I was writing a small tool recently and wanted to give it to some people in the office to use, but I wanted it to be simple. I was going to put it out on a network share, but I didn’t like how I needed a folder with all the dependencies, which inevitably raises questions of which file to run. I thought it would be nice to just bundle it all up into a single executable.
I remembered from years ago that a coworker had done that once before using ILMerge, but I had no idea how he did it. I figured it couldn’t be that hard, so I went to searching for the answer. It didn’t take long before I figured out that I didn’t want to go that route. The command line arguments are a pain when you have a ton of dependencies, and it sounded like it was going to be more trouble that it was worth.
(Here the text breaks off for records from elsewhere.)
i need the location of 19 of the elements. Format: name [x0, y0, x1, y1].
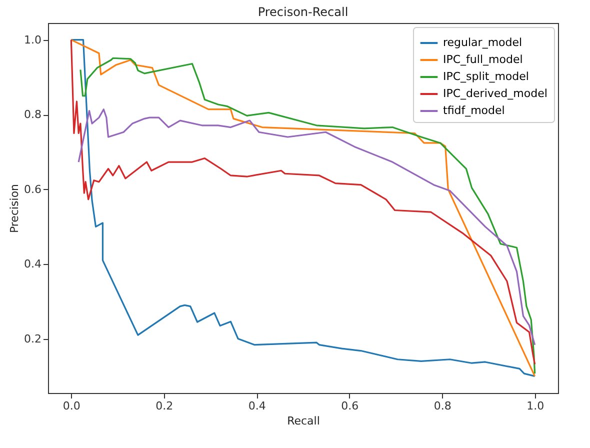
y-tick-label: 1.0 [24, 33, 42, 46]
legend-label: IPC_derived_model [443, 87, 548, 100]
legend-label: regular_model [443, 36, 522, 49]
x-tick-label: 0.2 [156, 400, 174, 412]
chart-title: Precison-Recall [258, 5, 348, 19]
x-axis-title: Recall [287, 414, 320, 428]
x-tick-label: 0.0 [62, 400, 80, 412]
legend-label: IPC_split_model [443, 70, 529, 83]
x-tick-label: 1.0 [526, 400, 544, 412]
legend-label: tfidf_model [443, 104, 505, 117]
y-tick-label: 0.8 [24, 108, 42, 122]
y-tick-label: 0.6 [24, 182, 42, 196]
y-tick-label: 0.2 [24, 332, 42, 346]
x-tick-label: 0.6 [341, 400, 359, 412]
legend-label: IPC_full_model [443, 53, 523, 66]
x-tick-label: 0.8 [434, 400, 452, 412]
y-axis-title: Precision [8, 184, 22, 234]
x-tick-label: 0.4 [248, 400, 266, 412]
y-tick-label: 0.4 [24, 258, 42, 271]
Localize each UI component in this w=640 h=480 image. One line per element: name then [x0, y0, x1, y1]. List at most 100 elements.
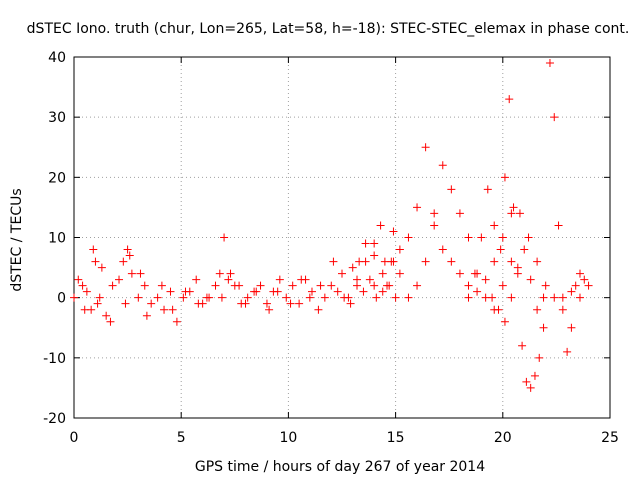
data-point — [550, 113, 559, 122]
data-point — [102, 311, 111, 320]
data-point — [524, 233, 533, 242]
y-tick-label: -20 — [43, 411, 66, 427]
data-point — [584, 281, 593, 290]
axes — [73, 56, 611, 419]
data-point — [404, 293, 413, 302]
data-point — [194, 299, 203, 308]
data-point — [481, 275, 490, 284]
data-point — [421, 257, 430, 266]
x-tick-label: 0 — [70, 430, 79, 446]
data-point — [455, 269, 464, 278]
data-point — [563, 347, 572, 356]
data-point — [106, 317, 115, 326]
data-point — [89, 245, 98, 254]
data-point — [121, 299, 130, 308]
data-point — [316, 281, 325, 290]
data-point — [160, 305, 169, 314]
data-point — [413, 281, 422, 290]
data-point — [202, 293, 211, 302]
data-point — [383, 281, 392, 290]
data-point — [307, 287, 316, 296]
data-point — [108, 281, 117, 290]
data-point — [95, 293, 104, 302]
data-point — [215, 269, 224, 278]
data-point — [430, 221, 439, 230]
data-point — [348, 263, 357, 272]
data-point — [252, 287, 261, 296]
data-point — [220, 233, 229, 242]
data-point — [370, 281, 379, 290]
data-point — [522, 377, 531, 386]
data-point — [273, 287, 282, 296]
x-tick-label: 20 — [494, 430, 512, 446]
data-point — [507, 293, 516, 302]
series-4 — [370, 161, 593, 314]
data-point — [226, 269, 235, 278]
data-point — [123, 245, 132, 254]
chart-title: dSTEC Iono. truth (chur, Lon=265, Lat=58… — [27, 21, 630, 37]
data-point — [256, 281, 265, 290]
data-point — [136, 269, 145, 278]
data-point — [181, 287, 190, 296]
data-point — [333, 287, 342, 296]
data-point — [297, 275, 306, 284]
series-5 — [464, 95, 548, 392]
y-tick-label: 20 — [48, 170, 66, 186]
data-point — [550, 293, 559, 302]
data-point — [505, 95, 514, 104]
data-point — [520, 245, 529, 254]
data-point — [115, 275, 124, 284]
tick-labels: 0 5 10 15 20 25 -20 -10 0 10 20 30 40 — [43, 50, 619, 446]
data-point — [554, 221, 563, 230]
data-point — [507, 209, 516, 218]
data-point — [140, 281, 149, 290]
data-point — [147, 299, 156, 308]
data-point — [391, 293, 400, 302]
data-point — [320, 293, 329, 302]
data-point — [430, 209, 439, 218]
data-point — [526, 275, 535, 284]
data-point — [153, 293, 162, 302]
data-point — [329, 257, 338, 266]
x-tick-label: 5 — [177, 430, 186, 446]
data-point — [526, 383, 535, 392]
data-point — [389, 227, 398, 236]
data-point — [387, 257, 396, 266]
data-point — [359, 287, 368, 296]
data-point — [513, 269, 522, 278]
data-point — [179, 293, 188, 302]
data-point — [127, 269, 136, 278]
data-point — [498, 281, 507, 290]
data-point — [361, 239, 370, 248]
data-point — [119, 257, 128, 266]
data-point — [567, 323, 576, 332]
data-point — [192, 275, 201, 284]
data-point — [288, 281, 297, 290]
data-point — [477, 233, 486, 242]
data-point — [378, 287, 387, 296]
data-point — [395, 245, 404, 254]
data-point — [235, 281, 244, 290]
data-point — [455, 209, 464, 218]
data-point — [370, 251, 379, 260]
data-point — [344, 293, 353, 302]
data-point — [305, 293, 314, 302]
data-point — [93, 299, 102, 308]
x-tick-label: 15 — [387, 430, 405, 446]
data-point — [483, 185, 492, 194]
data-point — [490, 257, 499, 266]
data-point — [241, 299, 250, 308]
data-point — [168, 305, 177, 314]
data-point — [172, 317, 181, 326]
data-point — [539, 323, 548, 332]
data-point — [142, 311, 151, 320]
data-point — [539, 293, 548, 302]
data-point — [78, 281, 87, 290]
data-point — [438, 245, 447, 254]
data-point — [314, 305, 323, 314]
data-point — [515, 209, 524, 218]
data-point — [243, 293, 252, 302]
data-point — [558, 293, 567, 302]
data-point — [361, 257, 370, 266]
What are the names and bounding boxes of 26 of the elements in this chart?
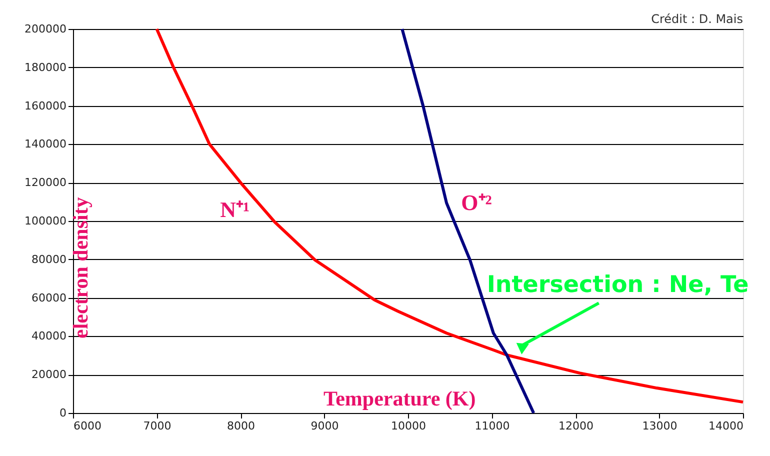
x-tick-label: 10000 — [391, 420, 426, 432]
y-tick-label: 40000 — [32, 330, 66, 343]
y-tick-label: 120000 — [24, 176, 66, 190]
text: Crédit : D. Mais — [651, 12, 743, 26]
x-tick-label: 9000 — [310, 420, 339, 432]
x-axis-title: Temperature (K) — [324, 386, 476, 410]
series-label: N⁺¹ — [220, 197, 250, 222]
y-tick-label: 60000 — [32, 291, 66, 304]
y-tick-label: 160000 — [24, 99, 66, 112]
annotation: Intersection : Ne, Te — [486, 272, 749, 298]
x-tick-label: 13000 — [642, 420, 678, 432]
x-tick-label: 11000 — [474, 420, 510, 432]
y-tick-label: 0 — [60, 406, 66, 420]
y-axis-title: electron density — [68, 196, 92, 338]
y-tick-label: 100000 — [24, 214, 66, 228]
x-tick-label: 14000 — [708, 420, 744, 432]
y-tick-label: 20000 — [32, 368, 66, 382]
y-tick-label: 200000 — [24, 22, 66, 36]
x-tick-label: 8000 — [227, 420, 255, 432]
x-tick-label: 12000 — [558, 420, 594, 432]
series-label: O⁺² — [461, 190, 492, 215]
y-tick-label: 140000 — [24, 138, 66, 151]
y-tick-label: 80000 — [32, 252, 66, 266]
x-tick-label: 6000 — [74, 420, 102, 432]
y-tick-label: 180000 — [24, 60, 66, 74]
x-tick-label: 7000 — [143, 420, 172, 432]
Fortunately, while browsing around, I found mention of a Nuget package called Costura.Fody that claimed to be able to achieve the same thing automatically! You can read the details on their GitHub project page but just rest assured that it really is as easy as they say it is.
I added the Nuget package, built my project, and opened my bin folder. I found everything looking the same as before apart from the main executable being much larger. I copied the executable to a folder by itself, and to my delight it ran without a hitch.
I think this is a great way to go for distributing small utilities and making things easy for users when you are not creating a formal installer for an application. I love finding Nuget packages that help so much with so little fuss.